Infine, non tutti i paesi europei hanno firmato e ratificato questa Carta e, se anche lo hanno fatto, la messa in pratica varia notevolmente.
Nella stessa Italia, essendo la tutela delle lingue minoritarie delegata alle Regioni, vi sono forti differenze di trattamento di idiomi diversi. L’Alto Adige è solitamente considerato un esempio abbastanza positivo di bilinguismo italiano-tedesco, mentre lo stesso non si può dire con il sardo, per esempio. La Spagna è solitamente descritta dalla letteratura in materia come una delle realtà più virtuose, vista l’autonomia concessa a molte delle sue minoranze linguistiche, tuttavia le vicende di questi ultimi giorni circa il referendum sull’indipendenza catalana dimostrano che la lingua ha un aspetto fortemente identitario, che viene spesso usato come collante dagli apparati statali ufficiali, come pure dai gruppi minoritari. Nei paesi dell’ex-Unione Sovietica come Lettonia e Ucraina la scelta dell’utilizzo di una lingua rispecchia i rapporti di forza esistenti in un territorio in un dato periodo di tempo: sotto l’URSS la lingua russa fu usata come instrumentum regni, imponendo il russo su larga scala e penalizzando le lingue nazionali. Dopo la disgregazione dell’Unione Sovietica, ad oggi il russo risulta fortemente svantaggiato e una scomoda eredità del passato – non a caso uno dei pretesti per legittimare l’annessione della Crimea alla Russia sottraendola all’Ucraina fu la (oggettiva) predominanza di russofoni nella zona.

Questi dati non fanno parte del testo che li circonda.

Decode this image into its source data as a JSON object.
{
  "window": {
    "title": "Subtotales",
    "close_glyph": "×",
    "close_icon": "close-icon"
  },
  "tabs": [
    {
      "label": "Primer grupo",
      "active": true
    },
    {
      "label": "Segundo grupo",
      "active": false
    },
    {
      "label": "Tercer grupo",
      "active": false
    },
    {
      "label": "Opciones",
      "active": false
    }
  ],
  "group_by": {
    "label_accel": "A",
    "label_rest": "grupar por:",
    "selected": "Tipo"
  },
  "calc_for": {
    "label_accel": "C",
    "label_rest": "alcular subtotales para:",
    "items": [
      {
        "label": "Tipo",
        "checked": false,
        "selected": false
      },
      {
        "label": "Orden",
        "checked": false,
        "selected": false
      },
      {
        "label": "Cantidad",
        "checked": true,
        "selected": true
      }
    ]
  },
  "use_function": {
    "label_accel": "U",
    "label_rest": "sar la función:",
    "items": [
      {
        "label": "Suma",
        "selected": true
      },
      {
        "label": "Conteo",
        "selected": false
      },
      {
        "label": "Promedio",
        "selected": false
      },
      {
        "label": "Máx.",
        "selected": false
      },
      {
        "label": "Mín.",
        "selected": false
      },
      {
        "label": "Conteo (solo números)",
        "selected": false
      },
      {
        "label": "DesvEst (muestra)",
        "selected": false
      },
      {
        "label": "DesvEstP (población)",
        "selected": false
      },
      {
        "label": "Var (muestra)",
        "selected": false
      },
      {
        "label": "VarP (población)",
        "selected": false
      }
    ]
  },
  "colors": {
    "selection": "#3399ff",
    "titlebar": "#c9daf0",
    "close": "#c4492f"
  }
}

Fornire un quadro esaustivo della situazione europea in materia di diversità linguistica sarebbe forse impossibile. Per ora è sufficiente la presa di coscienza collettiva che un tema come quello della lingua che si parla, apparentemente banale, è invece di cruciale importanza. Il plurilinguismo e la diversità linguistica potrebbero sembrare una tremenda punizione biblica, soprattutto nel mondo fortemente globalizzato in cui viviamo. Al contrario dovremmo vederli come una fonte di ricchezza da preservare.
Intanto, una buona Giornata europea delle lingue a tutti!
Mara Carella
Che bello questo pezzo. Non ho letto Vanishing Voices, ma ho presente Claude Hagège secondo il quale nel mondo ogni anno muoiono 25lingue e se oggi quelle vive sono circa 5.000, fra un secolo saranno la metà, se non cambia qualcosa (Claude Hagège, Morte e rinascita delle lingue. Diversità linguistica come patrimonio dell’umanità, Feltrinelli, Milano 2002).